Klare Ansage aus der Chefetage: „Titz, wir haben ihnen eine gute Truppe gegeben, gewinnen sie gefälligst.“

Der Trainer selbst hat scheinbar die Zeichen der Zeit verstanden, in den ersten Interviews nach dem Debakel wirkte er deutlich schmallippiger und weit weniger selbstbewusst als zuletzt. Und er verlangt Bekenntnisse.

Titz hofft auf Rückendeckung aus der Chef-Etage: “Ich kann mir schon vorstellen, dass das für die eine oder andere Person sicher ein Stresstest ist, weil es nicht an jedem ganz so spurlos vorbeigeht, was Sonntag passiert ist. Jetzt können wir aber zeigen, dass wir eng beieinander stehen und mit Ruhe und Besonnenheit auf die Situation reagieren und nicht mit Hektik.“

Die Botschaft ist eindeutig, Titz hat Bedenken, dass der Eine oder Andere bereits nach dem ersten leichten Rückschlag einknicken könnte und diese Bedenken sind durchaus gerechtfertigt. Denn nimmt man die Tatsachen, die Sätze von Becker und den Umstand, dass man mit Peters demnächst Titz‘ Mentor und ersten Fürsprecher entfernen wird, sollten tatsächlich die Alarmglocken schrillen, besonders dann, wenn man diesen höchst-politischen Verein kennt.

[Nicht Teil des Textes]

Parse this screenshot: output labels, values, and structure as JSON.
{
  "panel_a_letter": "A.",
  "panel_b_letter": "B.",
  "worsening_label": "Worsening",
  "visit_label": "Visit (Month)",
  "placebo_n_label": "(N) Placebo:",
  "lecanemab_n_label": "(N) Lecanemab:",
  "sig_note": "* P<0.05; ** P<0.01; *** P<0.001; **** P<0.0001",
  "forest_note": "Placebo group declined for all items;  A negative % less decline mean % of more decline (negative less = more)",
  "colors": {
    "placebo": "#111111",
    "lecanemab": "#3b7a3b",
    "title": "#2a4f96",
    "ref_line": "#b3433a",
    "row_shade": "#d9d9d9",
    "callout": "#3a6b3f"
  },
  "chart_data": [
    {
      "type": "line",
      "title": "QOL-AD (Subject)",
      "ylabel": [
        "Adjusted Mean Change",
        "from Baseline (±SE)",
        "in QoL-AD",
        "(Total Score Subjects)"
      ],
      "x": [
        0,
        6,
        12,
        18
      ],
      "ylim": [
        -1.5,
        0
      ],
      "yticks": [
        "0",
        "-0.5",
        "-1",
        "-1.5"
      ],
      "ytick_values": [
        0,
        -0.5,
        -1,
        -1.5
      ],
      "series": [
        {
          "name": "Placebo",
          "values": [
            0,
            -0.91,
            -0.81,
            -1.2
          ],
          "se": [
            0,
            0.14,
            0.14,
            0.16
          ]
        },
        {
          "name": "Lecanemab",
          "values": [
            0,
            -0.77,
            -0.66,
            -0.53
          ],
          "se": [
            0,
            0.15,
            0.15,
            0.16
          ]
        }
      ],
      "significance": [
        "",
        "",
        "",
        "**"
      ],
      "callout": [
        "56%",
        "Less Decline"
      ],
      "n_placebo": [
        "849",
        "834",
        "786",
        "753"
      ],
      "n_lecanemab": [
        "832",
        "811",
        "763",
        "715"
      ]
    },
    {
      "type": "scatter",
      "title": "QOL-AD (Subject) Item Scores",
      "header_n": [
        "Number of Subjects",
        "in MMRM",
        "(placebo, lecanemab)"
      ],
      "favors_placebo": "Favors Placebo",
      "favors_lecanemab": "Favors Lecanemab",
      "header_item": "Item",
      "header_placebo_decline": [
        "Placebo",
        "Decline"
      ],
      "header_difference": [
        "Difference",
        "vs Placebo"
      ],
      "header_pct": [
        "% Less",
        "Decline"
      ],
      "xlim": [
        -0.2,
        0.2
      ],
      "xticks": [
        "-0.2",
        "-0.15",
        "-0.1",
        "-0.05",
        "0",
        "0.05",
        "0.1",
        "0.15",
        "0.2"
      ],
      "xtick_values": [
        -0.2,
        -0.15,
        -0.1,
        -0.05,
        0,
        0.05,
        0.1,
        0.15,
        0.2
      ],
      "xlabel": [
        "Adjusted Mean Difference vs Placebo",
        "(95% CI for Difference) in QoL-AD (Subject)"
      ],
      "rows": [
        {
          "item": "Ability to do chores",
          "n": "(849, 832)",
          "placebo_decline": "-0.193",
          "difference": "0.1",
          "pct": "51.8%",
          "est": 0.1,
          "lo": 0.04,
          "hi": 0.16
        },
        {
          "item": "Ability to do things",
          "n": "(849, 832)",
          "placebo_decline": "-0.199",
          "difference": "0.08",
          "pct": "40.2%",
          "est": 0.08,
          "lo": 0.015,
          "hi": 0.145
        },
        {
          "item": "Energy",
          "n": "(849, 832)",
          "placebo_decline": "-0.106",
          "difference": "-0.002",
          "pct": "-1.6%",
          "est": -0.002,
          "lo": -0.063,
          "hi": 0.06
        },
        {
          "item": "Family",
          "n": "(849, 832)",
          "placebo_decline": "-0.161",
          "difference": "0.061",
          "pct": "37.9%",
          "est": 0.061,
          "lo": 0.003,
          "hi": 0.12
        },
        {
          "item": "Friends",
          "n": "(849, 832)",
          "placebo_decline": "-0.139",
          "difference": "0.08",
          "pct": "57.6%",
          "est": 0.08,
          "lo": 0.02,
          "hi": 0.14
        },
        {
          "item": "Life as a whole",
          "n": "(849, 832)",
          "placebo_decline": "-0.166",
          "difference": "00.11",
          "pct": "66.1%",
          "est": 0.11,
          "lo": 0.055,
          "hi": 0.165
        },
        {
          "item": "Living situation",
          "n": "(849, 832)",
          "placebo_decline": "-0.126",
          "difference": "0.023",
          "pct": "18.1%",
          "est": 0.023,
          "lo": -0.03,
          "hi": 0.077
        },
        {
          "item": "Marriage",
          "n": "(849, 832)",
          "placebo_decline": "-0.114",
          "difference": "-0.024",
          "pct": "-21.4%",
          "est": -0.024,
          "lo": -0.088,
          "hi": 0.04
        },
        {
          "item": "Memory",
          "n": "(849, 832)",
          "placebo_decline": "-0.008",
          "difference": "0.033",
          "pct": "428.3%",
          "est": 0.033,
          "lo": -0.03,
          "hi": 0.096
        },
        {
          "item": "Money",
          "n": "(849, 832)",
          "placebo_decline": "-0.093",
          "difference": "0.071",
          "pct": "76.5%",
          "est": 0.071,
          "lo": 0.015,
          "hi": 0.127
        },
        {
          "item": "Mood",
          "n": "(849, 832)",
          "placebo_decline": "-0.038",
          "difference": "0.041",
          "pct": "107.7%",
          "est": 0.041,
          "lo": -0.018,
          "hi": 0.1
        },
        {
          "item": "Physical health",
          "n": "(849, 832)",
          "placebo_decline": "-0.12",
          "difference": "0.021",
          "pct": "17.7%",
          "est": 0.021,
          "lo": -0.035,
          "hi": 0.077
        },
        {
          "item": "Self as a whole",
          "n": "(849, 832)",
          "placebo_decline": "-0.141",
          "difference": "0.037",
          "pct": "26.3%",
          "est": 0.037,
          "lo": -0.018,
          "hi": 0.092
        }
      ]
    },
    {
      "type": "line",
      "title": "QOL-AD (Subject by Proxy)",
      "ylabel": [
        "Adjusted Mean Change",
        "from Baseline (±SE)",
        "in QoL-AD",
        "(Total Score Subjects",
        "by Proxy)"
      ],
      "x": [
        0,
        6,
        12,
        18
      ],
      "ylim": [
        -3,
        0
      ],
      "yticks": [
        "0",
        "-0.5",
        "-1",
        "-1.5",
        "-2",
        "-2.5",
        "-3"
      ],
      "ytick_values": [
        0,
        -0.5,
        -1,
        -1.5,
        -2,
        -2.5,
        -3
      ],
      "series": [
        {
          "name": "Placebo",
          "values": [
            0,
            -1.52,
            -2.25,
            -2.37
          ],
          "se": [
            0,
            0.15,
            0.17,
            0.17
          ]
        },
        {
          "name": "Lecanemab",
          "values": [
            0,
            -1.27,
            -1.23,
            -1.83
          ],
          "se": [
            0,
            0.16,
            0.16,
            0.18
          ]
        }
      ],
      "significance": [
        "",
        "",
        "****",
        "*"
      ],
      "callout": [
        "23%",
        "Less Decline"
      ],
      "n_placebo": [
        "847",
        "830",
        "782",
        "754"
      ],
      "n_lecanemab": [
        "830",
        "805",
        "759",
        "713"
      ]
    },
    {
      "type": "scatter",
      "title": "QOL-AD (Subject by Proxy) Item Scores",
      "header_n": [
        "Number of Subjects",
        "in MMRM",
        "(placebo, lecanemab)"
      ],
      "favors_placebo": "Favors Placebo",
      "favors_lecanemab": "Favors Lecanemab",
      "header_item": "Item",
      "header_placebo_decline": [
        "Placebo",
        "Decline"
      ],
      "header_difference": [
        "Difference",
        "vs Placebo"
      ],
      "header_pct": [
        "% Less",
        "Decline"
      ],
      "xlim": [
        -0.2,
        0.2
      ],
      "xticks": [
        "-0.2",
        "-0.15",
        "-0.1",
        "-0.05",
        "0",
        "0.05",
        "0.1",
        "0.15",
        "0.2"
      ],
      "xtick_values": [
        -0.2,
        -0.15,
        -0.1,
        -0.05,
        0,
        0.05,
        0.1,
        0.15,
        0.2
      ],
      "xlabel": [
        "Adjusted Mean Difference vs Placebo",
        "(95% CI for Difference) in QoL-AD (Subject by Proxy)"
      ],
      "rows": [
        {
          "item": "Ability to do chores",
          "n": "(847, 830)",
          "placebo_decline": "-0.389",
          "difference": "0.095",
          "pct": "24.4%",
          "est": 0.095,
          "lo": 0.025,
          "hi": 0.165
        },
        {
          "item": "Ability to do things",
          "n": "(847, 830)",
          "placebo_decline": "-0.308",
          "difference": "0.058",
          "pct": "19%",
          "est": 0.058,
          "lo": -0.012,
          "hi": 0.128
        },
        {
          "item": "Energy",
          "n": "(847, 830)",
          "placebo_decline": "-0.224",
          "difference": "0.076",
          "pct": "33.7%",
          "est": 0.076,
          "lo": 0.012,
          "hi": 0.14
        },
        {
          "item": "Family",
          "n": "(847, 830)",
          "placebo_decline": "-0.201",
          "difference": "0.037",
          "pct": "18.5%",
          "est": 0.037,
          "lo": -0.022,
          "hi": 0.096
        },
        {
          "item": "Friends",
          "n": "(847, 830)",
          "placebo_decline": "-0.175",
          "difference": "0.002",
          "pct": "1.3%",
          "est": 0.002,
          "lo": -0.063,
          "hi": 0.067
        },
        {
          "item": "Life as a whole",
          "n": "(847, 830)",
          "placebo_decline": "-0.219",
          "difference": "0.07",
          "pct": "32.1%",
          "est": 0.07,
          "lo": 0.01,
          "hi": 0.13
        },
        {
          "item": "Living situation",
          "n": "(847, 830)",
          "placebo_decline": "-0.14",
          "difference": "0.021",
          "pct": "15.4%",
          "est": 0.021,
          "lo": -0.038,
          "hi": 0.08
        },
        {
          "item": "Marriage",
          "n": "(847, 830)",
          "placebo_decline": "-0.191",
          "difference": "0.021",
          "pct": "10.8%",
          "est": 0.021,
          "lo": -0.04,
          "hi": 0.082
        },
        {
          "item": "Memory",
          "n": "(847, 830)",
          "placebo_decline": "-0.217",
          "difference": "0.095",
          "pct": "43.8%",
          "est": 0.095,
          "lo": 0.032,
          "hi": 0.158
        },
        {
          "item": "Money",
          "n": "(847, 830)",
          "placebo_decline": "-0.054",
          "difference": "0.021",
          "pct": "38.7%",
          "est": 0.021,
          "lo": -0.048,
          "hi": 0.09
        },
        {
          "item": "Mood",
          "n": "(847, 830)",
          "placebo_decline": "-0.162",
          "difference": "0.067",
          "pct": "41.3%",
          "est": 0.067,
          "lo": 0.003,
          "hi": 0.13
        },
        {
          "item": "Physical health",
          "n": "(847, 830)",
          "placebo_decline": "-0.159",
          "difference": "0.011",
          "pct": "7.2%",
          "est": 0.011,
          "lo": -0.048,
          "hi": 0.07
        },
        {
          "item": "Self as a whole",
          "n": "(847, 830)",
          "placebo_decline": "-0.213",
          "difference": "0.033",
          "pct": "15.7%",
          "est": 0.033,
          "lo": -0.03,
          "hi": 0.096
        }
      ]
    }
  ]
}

Meine Meinung? Das 0:5 gegen die Durchschnittstruppe aus Regensburg war peinlich, aber es bleibt eine Niederlage nach 4 Siegen in Folge, nicht mehr und nicht weniger. Wenn die Entscheidungsträger bereits nach einem nicht erfolgreichen Spiel dünnhäutig reagieren, was passiert dann erst, wenn das Derby gegen St. Pauli verloren gehen sollte? Vollkommen übertrieben, aber eben typisch HSV.